Die Funktionalität der neuen Kontaktlinse von Dr. Pauné basiert auf der orthokeratologischen Technologie. Speziell geformte, formstabile Kontaktlinsen formen die Hornhaut so, dass eine vorübergehende Korrektur der Fehlsichtigkeit möglich ist. Diese Technologie beschäftigt die Wissenschaft bereits seit mehreren Jahrzehnten. Unter diesen Kontaktlinsen gibt es auch solche, die nur in der Nacht getragen werden und so die Kurzsichtigkeit und/oder die Hornhautverkrümmung für den darauffolgenden Tag korrigieren.
Einer der Nachteile dieser Technologie ist es, dass die Ergebnisse nicht dauerhaft sind, wie es etwa bei einer Augenlaserkorrektur in der Regel der Fall ist. Trägt man die Kontaktlinsen für einige Tage nicht, geht die Hornhaut wieder in ihre ursprüngliche Form zurück und der Sehfehler liegt unverändert vor. Aufgrund der Formstabilität verursachen diese Art von Kontaktlinsen leider auch ein unangenehmes Tragegefühl.

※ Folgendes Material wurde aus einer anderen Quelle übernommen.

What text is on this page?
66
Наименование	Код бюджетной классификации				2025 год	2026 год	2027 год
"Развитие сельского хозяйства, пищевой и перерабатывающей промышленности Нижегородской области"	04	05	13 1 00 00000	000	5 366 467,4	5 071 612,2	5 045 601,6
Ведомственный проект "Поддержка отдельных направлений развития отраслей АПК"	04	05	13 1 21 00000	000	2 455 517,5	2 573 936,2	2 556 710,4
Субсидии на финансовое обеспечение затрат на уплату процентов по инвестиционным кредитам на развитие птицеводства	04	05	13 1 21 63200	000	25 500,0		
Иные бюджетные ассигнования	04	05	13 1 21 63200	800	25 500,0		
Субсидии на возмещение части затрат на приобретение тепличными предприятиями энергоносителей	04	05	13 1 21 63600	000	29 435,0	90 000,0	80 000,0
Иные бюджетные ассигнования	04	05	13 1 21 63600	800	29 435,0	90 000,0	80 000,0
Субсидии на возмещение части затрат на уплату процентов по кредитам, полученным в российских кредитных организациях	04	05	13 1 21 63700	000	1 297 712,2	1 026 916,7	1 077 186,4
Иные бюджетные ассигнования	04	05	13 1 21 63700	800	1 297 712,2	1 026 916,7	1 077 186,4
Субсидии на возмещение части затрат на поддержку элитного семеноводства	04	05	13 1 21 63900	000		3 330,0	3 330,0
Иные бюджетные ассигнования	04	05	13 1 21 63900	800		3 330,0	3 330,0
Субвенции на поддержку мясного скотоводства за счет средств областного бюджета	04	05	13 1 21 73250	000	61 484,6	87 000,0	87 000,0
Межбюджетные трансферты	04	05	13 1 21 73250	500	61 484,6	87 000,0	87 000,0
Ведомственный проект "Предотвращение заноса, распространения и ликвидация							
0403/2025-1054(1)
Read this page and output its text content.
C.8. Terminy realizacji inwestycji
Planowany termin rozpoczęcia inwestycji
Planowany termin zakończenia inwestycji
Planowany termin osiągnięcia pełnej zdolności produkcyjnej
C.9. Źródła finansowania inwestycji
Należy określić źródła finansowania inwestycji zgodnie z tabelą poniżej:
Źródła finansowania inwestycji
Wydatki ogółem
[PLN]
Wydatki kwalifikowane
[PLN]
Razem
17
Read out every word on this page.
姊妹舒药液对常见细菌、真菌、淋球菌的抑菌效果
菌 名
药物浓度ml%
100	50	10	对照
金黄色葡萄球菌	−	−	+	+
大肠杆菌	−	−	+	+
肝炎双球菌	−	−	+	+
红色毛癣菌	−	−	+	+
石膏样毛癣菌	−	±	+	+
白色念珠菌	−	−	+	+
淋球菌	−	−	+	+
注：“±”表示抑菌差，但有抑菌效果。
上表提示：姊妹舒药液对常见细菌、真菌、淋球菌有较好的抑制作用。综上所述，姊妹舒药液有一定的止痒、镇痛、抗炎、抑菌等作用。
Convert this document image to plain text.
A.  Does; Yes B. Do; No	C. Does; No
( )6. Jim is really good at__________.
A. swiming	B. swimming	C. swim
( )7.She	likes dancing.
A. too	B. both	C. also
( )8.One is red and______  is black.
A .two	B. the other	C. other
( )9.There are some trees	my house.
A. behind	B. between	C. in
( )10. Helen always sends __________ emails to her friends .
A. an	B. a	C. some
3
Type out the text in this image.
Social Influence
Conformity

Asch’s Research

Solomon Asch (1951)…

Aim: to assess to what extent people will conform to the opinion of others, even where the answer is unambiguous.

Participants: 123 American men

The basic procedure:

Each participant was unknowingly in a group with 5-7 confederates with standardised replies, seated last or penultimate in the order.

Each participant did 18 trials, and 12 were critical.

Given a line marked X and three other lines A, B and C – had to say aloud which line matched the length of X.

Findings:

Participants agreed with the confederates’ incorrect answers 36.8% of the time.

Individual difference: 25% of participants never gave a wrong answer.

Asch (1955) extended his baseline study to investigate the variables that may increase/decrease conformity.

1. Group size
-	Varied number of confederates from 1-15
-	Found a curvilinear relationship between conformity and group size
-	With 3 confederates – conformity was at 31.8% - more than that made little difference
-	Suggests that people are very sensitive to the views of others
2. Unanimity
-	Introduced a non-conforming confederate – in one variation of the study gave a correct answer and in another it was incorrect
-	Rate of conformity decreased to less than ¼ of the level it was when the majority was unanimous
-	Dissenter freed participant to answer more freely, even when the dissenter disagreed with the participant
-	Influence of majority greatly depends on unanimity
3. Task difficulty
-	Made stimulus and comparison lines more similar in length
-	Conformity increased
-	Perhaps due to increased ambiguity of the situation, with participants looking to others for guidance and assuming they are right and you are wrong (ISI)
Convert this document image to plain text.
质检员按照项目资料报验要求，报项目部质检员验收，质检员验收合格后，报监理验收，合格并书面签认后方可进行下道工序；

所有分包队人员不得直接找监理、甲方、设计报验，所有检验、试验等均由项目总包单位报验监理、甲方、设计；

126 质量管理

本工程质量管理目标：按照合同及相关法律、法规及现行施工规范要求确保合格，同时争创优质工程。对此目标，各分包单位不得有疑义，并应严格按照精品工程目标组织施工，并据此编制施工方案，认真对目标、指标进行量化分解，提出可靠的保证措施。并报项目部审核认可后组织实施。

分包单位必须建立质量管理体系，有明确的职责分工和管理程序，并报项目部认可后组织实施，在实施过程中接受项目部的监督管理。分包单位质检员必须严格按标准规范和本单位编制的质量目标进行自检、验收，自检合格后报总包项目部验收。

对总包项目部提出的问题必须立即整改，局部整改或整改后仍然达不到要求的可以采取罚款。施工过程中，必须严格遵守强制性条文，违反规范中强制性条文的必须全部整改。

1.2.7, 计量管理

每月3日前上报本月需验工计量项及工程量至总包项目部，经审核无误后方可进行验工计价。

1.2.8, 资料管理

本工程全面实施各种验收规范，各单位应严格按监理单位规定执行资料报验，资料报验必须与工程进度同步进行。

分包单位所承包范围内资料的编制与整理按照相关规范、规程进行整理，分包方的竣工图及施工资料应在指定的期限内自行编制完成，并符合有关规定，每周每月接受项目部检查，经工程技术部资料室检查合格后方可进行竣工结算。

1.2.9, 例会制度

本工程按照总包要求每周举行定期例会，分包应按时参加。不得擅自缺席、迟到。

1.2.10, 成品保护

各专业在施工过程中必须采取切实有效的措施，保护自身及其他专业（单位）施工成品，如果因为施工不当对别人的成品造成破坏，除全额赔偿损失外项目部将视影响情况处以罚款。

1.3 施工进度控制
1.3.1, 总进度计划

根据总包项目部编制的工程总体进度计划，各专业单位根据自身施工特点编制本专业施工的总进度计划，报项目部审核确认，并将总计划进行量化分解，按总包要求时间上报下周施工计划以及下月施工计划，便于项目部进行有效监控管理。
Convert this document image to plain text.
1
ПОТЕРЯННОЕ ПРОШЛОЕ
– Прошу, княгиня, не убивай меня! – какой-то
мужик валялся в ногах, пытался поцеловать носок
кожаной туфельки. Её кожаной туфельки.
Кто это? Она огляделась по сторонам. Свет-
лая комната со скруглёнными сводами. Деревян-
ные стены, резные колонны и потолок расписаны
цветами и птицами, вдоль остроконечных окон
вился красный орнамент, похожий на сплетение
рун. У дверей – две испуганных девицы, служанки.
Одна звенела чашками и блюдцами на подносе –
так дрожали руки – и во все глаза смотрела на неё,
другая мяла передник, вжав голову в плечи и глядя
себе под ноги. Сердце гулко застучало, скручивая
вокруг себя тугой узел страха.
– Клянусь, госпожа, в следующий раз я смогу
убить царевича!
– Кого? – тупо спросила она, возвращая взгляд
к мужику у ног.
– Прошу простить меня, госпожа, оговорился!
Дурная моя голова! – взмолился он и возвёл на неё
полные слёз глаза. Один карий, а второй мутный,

Eines der Hauptprobleme dieser Kontaktlinsen – sowohl der bereits bekannten als auch der neuen – ist, dass hohe Dioptrien, die hauptsächlich zu Problemen wie einer Netzhautablösung führen, nicht korrigiert werden können.

Fazit
Viele Fragen umkreisen noch immer diese Forschungsergebnisse und teilen die Meinungen der Wissenschaftler in unterschiedliche Lager. Auch wenn in den ersten Untersuchungen positive Ergebnisse erzielt werden konnten, sind nun tiefergehende Studien notwendig, um die Wirkungsweise zu bestätigen und negative Spätfolgen auszuschließen.